PROJETO DE LEI COMPLEMENTAR Nº 04 DE 07 DE ABRIL DE 2025.
INSTITUI PLANO DE REGULARIZAÇÃO DE
CRÉDITOS TRIBUTÁRIOS NO ÂMBITO DO
MUNICÍPIO DE CLÁUDIO, ESTADO DE MINAS
GERAIS, E DÁ OUTRAS PROVIDÊNCIAS.
O (s) Vereador (es) que abaixo subscreve (m), no uso de suas atribuições legais, com
fundamento no Regimento Interno desta Casa Legislativa e nas disposições contidas na Lei
Orgânica Municipal, apresenta (m) o seguinte Projeto de Lei:
Art. 1º Esta lei institui, no âmbito do Município de Cláudio, Plano de Regularização
de Créditos Tributários, com condições e reduções especiais para quitação do crédito
tributário vencido, nos termos especificados, visando à eficiência na gestão das finanças
públicas municipais e à otimização da receita tributária própria.
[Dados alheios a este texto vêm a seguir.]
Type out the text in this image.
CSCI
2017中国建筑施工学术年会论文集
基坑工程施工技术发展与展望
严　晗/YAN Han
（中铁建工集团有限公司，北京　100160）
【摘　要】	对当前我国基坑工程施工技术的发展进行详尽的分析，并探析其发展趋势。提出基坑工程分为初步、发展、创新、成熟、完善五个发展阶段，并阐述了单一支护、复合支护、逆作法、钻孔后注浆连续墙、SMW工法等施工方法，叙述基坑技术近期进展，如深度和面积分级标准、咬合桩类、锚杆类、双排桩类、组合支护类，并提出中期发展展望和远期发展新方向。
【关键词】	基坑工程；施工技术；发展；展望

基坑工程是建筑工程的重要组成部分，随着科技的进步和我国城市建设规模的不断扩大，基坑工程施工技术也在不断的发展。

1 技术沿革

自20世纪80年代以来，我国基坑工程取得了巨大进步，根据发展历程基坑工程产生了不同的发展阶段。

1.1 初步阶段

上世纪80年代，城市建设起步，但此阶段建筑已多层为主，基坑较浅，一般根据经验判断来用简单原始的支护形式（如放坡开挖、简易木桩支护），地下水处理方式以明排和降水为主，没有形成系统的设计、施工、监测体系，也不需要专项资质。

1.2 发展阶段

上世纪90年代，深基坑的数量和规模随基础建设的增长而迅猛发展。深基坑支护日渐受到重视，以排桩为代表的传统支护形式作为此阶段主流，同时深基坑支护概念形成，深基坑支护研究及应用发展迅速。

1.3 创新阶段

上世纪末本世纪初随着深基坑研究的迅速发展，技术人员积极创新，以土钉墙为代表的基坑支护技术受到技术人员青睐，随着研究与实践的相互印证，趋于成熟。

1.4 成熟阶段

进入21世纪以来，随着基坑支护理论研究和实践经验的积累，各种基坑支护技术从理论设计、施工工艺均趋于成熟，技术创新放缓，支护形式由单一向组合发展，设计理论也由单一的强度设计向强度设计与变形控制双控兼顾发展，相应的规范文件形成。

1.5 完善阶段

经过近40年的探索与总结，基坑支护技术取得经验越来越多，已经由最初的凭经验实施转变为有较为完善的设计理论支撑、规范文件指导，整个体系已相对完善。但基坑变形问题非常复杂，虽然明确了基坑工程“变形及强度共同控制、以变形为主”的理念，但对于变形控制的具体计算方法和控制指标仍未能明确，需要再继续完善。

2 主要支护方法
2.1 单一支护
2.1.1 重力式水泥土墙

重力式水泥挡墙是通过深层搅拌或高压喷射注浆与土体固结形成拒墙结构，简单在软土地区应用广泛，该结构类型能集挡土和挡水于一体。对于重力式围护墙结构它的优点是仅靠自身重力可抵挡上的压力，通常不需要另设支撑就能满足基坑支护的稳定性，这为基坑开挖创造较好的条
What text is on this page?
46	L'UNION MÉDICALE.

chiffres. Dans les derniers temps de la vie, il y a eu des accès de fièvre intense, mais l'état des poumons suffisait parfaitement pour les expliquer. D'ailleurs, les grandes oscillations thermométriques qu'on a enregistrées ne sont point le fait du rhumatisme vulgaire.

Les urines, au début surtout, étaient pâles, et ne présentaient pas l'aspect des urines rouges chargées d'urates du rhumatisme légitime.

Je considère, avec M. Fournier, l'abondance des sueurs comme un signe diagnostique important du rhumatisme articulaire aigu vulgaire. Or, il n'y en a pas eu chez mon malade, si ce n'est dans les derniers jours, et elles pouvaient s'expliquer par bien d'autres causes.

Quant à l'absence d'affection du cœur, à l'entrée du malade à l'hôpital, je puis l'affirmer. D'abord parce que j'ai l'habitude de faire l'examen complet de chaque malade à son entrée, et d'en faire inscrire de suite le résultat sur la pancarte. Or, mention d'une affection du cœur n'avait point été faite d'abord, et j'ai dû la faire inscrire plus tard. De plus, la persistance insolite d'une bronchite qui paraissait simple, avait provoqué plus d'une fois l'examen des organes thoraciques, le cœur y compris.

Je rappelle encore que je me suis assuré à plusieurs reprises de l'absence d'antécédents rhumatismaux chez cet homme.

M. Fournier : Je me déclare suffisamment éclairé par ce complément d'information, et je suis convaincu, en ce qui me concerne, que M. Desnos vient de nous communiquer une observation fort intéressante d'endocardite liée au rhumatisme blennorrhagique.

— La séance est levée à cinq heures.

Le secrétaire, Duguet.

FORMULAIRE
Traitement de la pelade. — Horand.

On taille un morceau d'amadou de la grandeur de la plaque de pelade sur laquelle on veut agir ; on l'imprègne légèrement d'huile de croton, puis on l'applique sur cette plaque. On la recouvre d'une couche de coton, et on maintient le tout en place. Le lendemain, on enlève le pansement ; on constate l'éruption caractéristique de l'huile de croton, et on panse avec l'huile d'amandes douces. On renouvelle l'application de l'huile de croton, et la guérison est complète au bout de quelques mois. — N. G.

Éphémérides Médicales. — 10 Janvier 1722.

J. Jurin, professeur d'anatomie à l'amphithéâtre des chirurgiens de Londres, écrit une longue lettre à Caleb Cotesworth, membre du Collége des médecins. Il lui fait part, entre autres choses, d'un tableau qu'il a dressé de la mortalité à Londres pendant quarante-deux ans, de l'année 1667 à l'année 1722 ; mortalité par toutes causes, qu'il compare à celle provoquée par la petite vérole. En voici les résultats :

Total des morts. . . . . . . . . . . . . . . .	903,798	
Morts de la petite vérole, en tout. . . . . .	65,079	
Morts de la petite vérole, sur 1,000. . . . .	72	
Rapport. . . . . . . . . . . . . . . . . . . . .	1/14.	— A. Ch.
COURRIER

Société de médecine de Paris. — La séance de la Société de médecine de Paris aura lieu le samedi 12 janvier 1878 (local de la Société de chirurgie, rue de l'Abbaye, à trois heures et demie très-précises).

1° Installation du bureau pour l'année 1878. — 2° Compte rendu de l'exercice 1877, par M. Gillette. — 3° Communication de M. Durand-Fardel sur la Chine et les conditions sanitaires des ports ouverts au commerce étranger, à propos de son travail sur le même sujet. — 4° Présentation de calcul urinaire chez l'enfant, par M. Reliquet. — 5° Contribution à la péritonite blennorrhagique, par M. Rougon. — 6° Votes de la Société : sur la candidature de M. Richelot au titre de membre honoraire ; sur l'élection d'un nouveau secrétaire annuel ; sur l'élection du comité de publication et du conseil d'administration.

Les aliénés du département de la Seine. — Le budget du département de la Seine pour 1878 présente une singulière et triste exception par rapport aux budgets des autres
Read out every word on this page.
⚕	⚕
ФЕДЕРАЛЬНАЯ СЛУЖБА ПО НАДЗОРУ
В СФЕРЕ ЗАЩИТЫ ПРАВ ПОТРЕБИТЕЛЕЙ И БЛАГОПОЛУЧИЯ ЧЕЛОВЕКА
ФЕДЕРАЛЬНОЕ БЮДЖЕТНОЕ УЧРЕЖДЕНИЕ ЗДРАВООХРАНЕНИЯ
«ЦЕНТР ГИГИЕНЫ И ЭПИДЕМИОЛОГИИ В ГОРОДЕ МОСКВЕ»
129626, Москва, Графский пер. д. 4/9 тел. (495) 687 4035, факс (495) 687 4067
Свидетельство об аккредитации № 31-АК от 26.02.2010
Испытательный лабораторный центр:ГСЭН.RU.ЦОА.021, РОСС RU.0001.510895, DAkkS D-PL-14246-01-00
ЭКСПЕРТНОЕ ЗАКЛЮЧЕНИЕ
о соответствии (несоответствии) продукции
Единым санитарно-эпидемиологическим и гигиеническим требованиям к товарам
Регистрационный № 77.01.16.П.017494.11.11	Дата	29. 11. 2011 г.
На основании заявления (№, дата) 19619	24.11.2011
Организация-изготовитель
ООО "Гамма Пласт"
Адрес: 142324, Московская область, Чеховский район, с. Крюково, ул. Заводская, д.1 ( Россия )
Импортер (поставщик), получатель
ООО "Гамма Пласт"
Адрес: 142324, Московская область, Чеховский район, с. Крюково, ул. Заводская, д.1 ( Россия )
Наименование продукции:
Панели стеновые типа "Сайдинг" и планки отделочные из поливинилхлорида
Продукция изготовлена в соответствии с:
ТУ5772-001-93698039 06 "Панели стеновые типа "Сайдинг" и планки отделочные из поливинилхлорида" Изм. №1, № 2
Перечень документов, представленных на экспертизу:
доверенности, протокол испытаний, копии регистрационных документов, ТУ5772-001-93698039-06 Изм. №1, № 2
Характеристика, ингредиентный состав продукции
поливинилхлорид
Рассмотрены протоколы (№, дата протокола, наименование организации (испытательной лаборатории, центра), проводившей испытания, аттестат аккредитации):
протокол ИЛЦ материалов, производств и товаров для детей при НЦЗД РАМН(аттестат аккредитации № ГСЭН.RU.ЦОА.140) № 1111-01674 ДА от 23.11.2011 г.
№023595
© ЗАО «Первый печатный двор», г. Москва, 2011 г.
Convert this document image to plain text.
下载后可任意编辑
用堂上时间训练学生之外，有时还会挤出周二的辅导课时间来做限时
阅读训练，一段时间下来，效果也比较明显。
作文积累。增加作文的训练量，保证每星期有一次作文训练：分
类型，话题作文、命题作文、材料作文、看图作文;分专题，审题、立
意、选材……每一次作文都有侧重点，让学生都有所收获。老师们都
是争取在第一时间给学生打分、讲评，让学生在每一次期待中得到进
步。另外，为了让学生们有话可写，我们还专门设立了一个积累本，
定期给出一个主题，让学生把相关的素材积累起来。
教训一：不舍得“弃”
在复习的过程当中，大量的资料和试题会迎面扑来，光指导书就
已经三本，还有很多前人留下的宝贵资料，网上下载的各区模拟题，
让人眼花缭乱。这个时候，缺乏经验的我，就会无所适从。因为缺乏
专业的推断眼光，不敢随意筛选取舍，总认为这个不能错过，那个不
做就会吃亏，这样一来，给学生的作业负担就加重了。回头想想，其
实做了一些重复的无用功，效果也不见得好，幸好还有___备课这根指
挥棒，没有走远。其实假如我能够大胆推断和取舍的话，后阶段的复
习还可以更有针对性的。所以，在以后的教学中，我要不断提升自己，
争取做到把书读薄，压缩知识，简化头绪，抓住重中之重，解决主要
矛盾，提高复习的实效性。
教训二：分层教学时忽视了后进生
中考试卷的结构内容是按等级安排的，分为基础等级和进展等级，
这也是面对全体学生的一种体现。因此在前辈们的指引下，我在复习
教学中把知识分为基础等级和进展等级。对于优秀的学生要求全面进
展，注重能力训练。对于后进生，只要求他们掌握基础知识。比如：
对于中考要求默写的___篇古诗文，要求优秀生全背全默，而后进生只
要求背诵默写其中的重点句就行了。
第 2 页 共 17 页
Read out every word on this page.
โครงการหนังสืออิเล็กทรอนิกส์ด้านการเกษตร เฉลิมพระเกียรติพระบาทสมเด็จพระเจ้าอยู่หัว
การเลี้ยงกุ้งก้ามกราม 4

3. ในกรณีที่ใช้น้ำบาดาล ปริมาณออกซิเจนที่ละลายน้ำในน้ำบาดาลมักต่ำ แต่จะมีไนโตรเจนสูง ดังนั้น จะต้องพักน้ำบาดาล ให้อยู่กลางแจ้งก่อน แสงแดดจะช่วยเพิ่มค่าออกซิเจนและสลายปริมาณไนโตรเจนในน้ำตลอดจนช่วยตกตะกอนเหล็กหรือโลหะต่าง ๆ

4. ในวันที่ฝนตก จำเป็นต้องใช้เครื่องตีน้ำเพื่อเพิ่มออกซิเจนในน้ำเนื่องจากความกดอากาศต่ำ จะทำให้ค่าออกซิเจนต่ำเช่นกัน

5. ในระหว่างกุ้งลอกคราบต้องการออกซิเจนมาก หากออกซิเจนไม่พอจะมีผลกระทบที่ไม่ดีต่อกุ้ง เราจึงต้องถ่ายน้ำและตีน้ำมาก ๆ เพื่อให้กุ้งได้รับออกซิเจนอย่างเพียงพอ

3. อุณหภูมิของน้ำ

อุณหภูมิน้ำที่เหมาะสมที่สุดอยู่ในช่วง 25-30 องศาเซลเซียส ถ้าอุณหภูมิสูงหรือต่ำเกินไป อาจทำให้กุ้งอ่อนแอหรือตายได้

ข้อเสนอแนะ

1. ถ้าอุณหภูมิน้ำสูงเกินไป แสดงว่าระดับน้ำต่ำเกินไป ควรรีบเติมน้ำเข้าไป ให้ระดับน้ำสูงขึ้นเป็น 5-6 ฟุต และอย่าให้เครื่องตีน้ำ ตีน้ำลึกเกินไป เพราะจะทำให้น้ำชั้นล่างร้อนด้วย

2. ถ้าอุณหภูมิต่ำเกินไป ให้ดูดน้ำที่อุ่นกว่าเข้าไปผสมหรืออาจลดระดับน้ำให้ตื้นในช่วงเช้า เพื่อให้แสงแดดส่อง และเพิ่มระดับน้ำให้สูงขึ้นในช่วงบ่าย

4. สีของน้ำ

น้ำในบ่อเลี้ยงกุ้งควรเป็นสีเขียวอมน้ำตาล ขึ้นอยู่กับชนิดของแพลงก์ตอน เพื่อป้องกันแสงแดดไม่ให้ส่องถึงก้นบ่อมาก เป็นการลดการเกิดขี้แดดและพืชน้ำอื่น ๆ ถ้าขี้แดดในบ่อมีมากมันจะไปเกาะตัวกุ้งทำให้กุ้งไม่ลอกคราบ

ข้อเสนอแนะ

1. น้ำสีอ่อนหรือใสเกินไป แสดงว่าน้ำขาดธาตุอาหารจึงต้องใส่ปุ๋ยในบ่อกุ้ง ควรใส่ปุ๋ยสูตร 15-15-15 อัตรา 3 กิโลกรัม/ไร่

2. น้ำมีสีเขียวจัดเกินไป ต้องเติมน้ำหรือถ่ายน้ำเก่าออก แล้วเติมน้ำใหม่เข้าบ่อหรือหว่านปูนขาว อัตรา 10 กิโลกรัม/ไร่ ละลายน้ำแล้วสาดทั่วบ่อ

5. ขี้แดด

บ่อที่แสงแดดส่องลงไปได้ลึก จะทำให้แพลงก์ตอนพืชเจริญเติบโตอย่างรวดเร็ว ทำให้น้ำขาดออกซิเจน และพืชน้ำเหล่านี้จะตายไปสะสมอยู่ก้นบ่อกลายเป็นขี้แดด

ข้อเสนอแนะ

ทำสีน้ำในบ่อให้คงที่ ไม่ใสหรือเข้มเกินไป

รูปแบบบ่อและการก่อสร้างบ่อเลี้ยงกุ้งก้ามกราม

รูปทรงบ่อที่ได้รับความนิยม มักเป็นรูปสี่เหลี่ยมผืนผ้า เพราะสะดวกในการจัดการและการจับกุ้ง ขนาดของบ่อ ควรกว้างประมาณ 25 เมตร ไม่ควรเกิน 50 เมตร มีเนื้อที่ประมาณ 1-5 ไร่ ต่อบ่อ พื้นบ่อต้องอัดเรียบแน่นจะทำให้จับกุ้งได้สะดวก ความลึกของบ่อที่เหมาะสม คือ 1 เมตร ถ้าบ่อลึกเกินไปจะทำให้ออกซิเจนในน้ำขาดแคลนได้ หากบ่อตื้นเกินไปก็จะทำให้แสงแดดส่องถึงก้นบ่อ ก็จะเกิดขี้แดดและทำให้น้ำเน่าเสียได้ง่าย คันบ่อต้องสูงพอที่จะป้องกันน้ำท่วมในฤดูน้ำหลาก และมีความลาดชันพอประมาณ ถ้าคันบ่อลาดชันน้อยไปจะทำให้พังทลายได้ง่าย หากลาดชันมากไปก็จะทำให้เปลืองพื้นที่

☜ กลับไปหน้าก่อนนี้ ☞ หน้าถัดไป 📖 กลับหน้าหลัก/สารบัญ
Capítulo I – Disposições Gerais
Art. 2º As reduções a que se refere esta lei não se acumulam com quaisquer outras
concedidas para o pagamento de tributo ou de penalidade.
Art. 3º Para efeitos desta lei, não se admite:
I - a quitação do crédito tributário com bens móveis ou imóveis adquiridos por
dação em pagamento ou adjudicação judicial.
II - a quitação ou a compensação de créditos tributários com precatórios judiciais
constituídos em favor do devedor original, seu sucessor ou cessionário.
Art. 4º O Plano de Regularização instituído por esta lei:
I - não impede a atualização monetária do crédito tributário original;
II - não caracteriza redução da alíquota ou base de cálculo dos tributos municipais;
III - limita-se à concessão de redução das multas e juros moratórios, nos percentuais
indicados.
Capítulo II – Das Condições do Plano de Regularização de Créditos Tributários
Art. 5º O Plano de Regularização instituído por esta lei se aplica às multas e juros
moratórios decorrentes de dívidas originárias dos seguintes tributos municipais:
I - Imposto sobre a Propriedade Predial e Territorial Urbana – IPTU;
II - Imposto sobre Serviços de Qualquer Natureza – ISSQN; e
III – Taxa de Fiscalização, Localização e Funcionamento – TFLV.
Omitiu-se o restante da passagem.